The musicianship is strong because, frankly, it has to be — Williams’ “Star Wars” scores are hard, and would challenge the chops of any musician. Galactic Empire rises to Williams’ musical challenge.

The band (Boba Sett, Dark Vader, Shadow Ranger, Red Guard and Bass Commander, on drums, three guitars and bass, respectively) have done their home work with Williams scores. The band does an excellent job of recreating “The Imperial March” “The Asteroid Field,” “Across the Stars” and other themes from the first six “Star Wars” movies in a way that’s interesting yet faithful to the original music. That’s no small feat — Williams’s scores are full of undercurrents of melody, to the the band can often be heard performing three melodies at once.
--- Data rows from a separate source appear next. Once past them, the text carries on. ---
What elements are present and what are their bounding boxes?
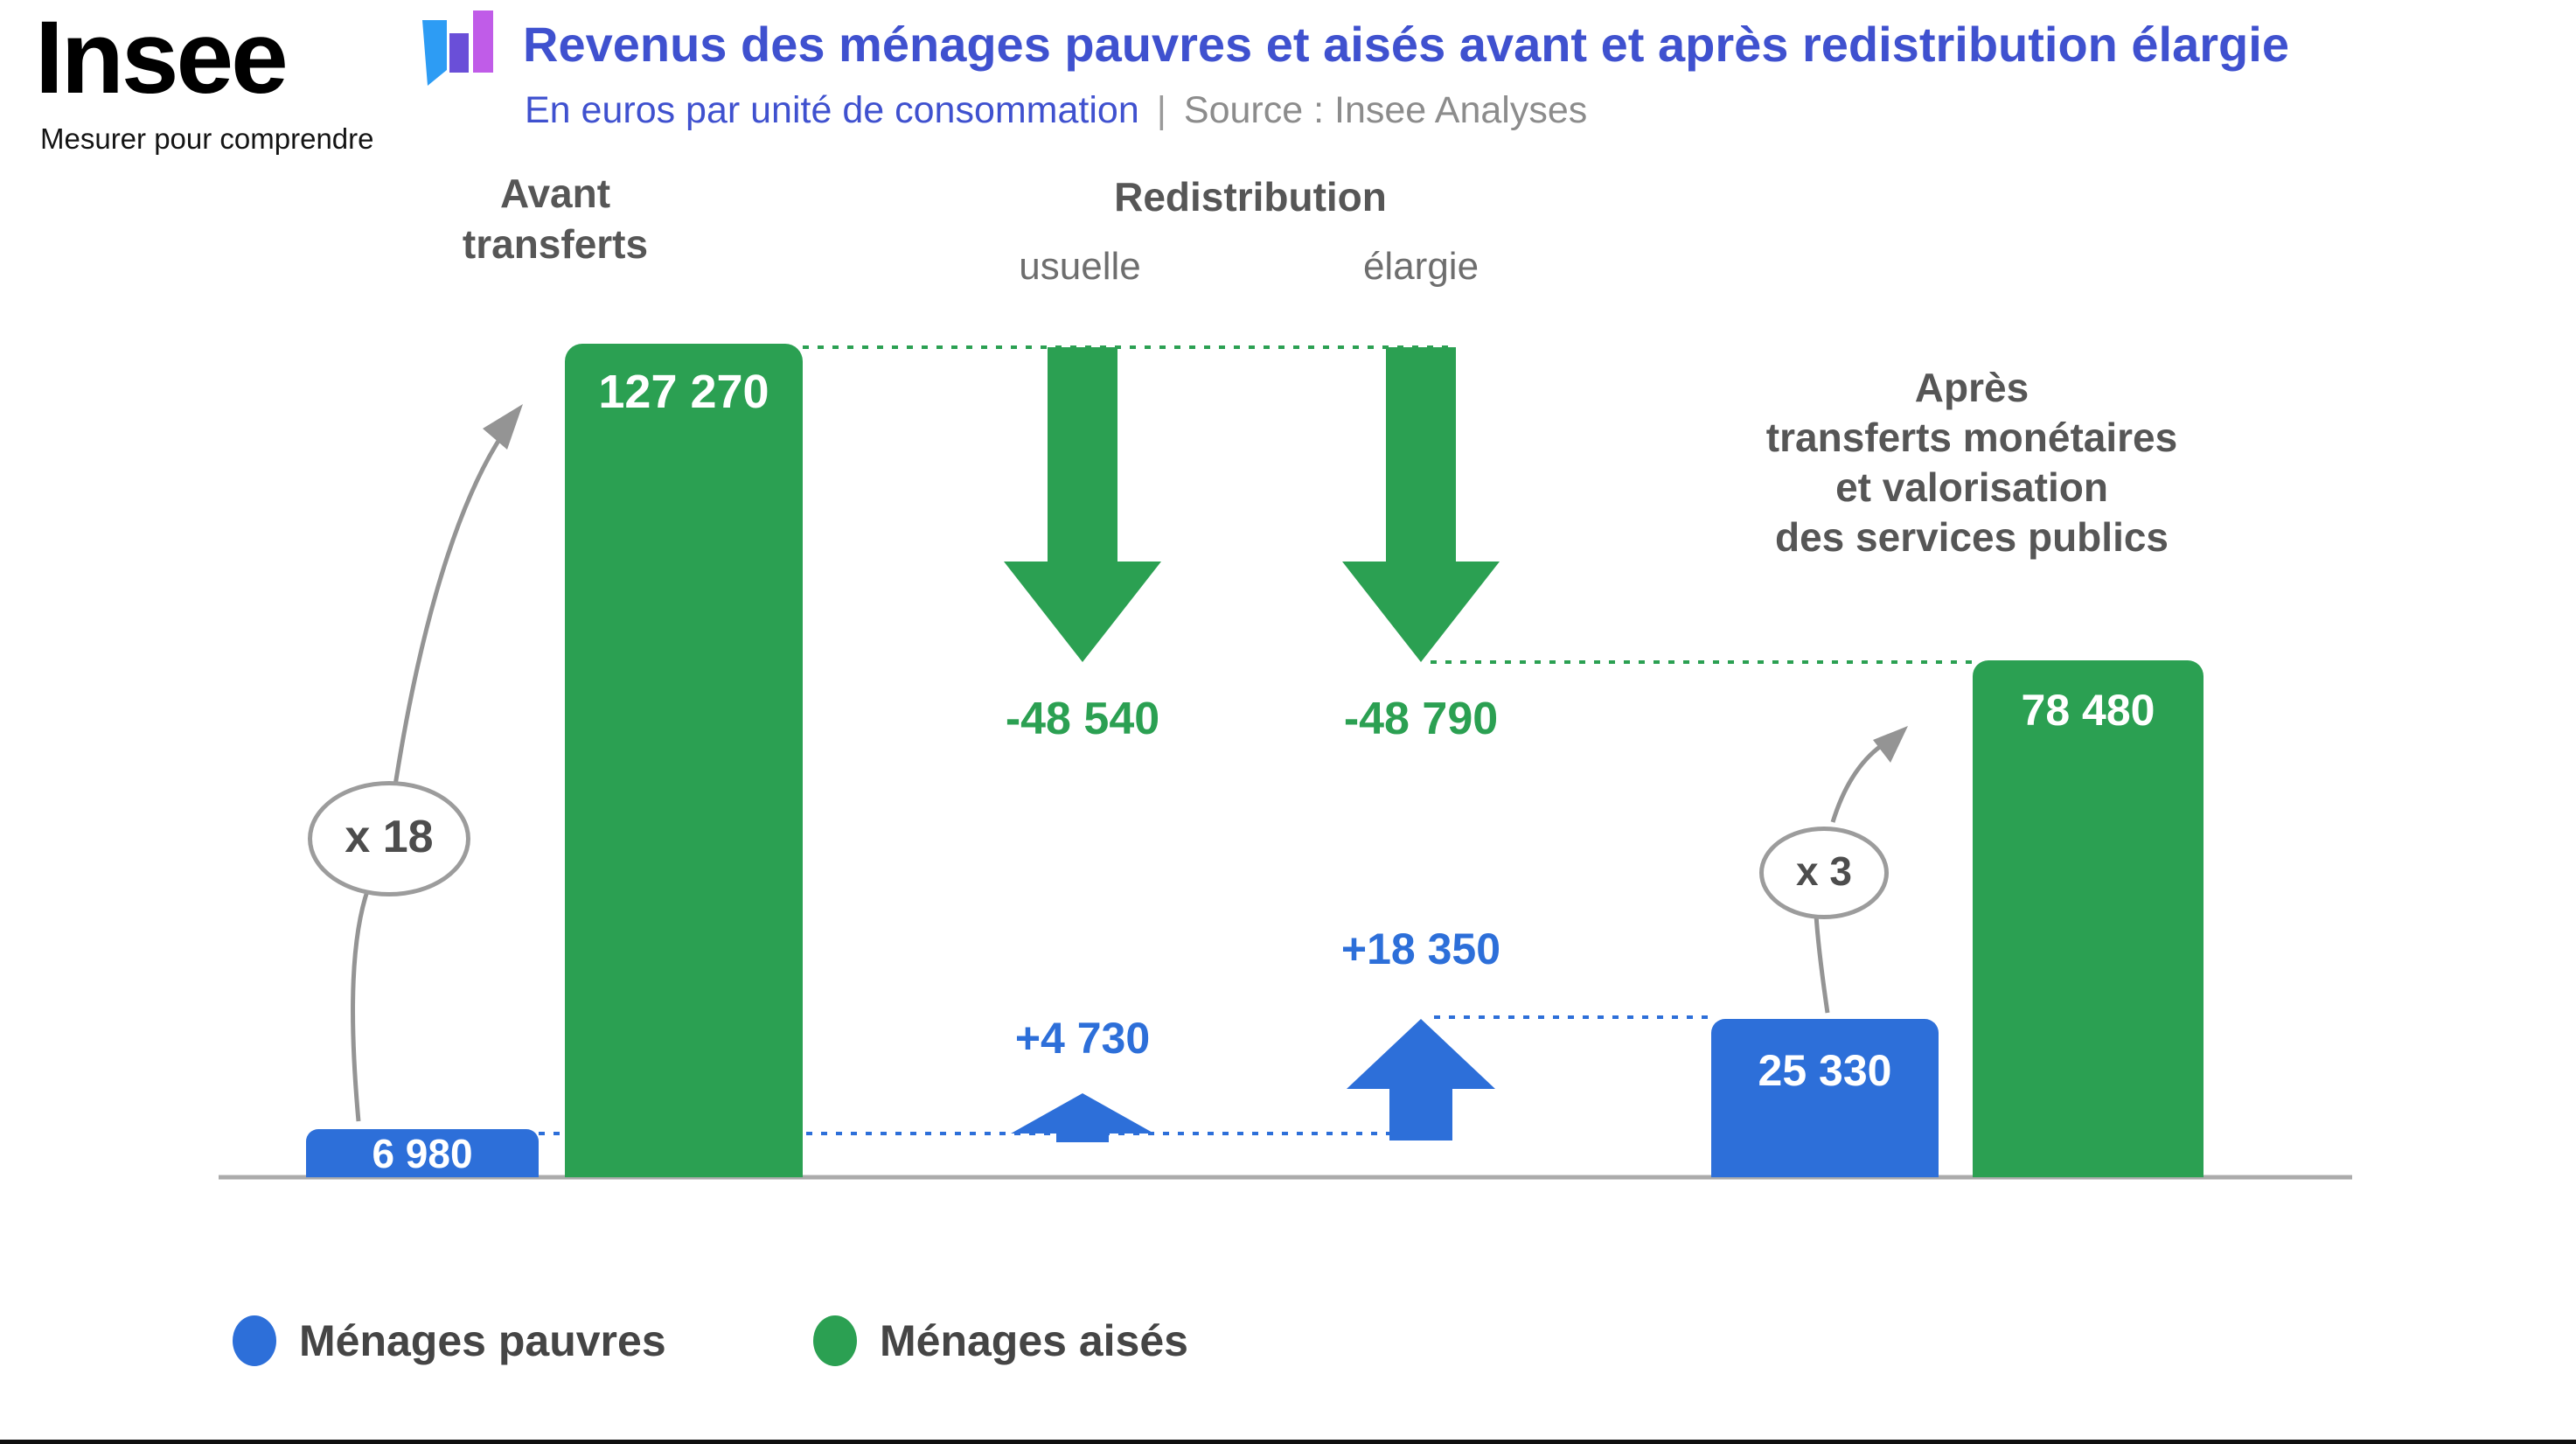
column-avant-transferts: Avant transferts	[462, 171, 649, 267]
delta-elargie-pauvres: +18 350	[1340, 924, 1501, 973]
legend-label-aises: Ménages aisés	[880, 1316, 1188, 1365]
bar-value-label: 78 480	[2021, 686, 2155, 735]
delta-usuelle-pauvres: +4 730	[1014, 1014, 1151, 1063]
source-label: Source : Insee Analyses	[1183, 89, 1588, 131]
up-arrow-elargie-icon	[1347, 1019, 1495, 1141]
chart-unit-label: En euros par unité de consommation	[525, 89, 1139, 131]
page-title: Revenus des ménages pauvres et aisés ava…	[523, 17, 2289, 72]
bar-pauvres-apres: 25 330	[1711, 1019, 1939, 1177]
multiplier-x18-badge: x 18	[308, 781, 470, 896]
legend-dot-aises-icon	[813, 1315, 857, 1366]
multiplier-x3-badge: x 3	[1759, 827, 1889, 919]
x18-arrowhead-icon	[483, 404, 523, 450]
x18-curve-upper	[393, 420, 514, 786]
subtitle-row: En euros par unité de consommation | Sourc…	[525, 89, 1587, 132]
insee-logo: Insee	[35, 0, 289, 115]
bar-value-label: 25 330	[1758, 1046, 1892, 1095]
up-arrow-usuelle-icon	[1011, 1093, 1154, 1142]
legend-label-pauvres: Ménages pauvres	[299, 1316, 666, 1365]
delta-usuelle-aises: -48 540	[1005, 694, 1160, 744]
delta-elargie-aises: -48 790	[1343, 694, 1499, 744]
x18-curve-lower	[351, 881, 373, 1122]
column-redistribution: Redistribution	[1114, 174, 1387, 220]
insee-logo-bars-icon	[422, 10, 493, 86]
logo-tagline: Mesurer pour comprendre	[40, 122, 374, 155]
bar-value-label: 6 980	[372, 1131, 473, 1176]
down-arrow-elargie-icon	[1342, 347, 1500, 662]
separator: |	[1156, 89, 1166, 131]
bar-pauvres-avant: 6 980	[306, 1129, 539, 1177]
bar-aises-avant: 127 270	[565, 344, 803, 1177]
bar-value-label: 127 270	[598, 366, 769, 418]
legend-dot-pauvres-icon	[233, 1315, 276, 1366]
x3-arrowhead-icon	[1873, 726, 1908, 763]
column-elargie: élargie	[1362, 245, 1479, 288]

Since the music was created for the films, the songs are already heavy on dramatic moments and opportunities to be heavy. In terms of “shred (and who doesn’t like shred?) the band members take those scores and run with them — there’s already a lot of shredding built into the music, and each band member has multiple opportunities to shine (drummer Boba Sett in particular continues to amaze me, so kudos to him).

 

Now, it would be easy for the Metal Police or the “trver than thou” to laugh off Galactic Empire as a joke, and say that sc-fi music performed by a band in full costume is not “serious” metal. But that attitude would be silly, and you don’t have to be a “Star Wars” fan to enjoy the wild musical ride here. Hell, Take “Star Wars” completely out of the picture, and what you have is fantastic, intricate instrumental music, played by a band in top form.

So if you’re thinking that you’re too cool for this, you seriously need to lighten up. This is fun, high energy metal. And we allow fun in metal (it doesn’t have to be all nuclear war, catastrophe and evil, you know). This is an album that deserves being checked out.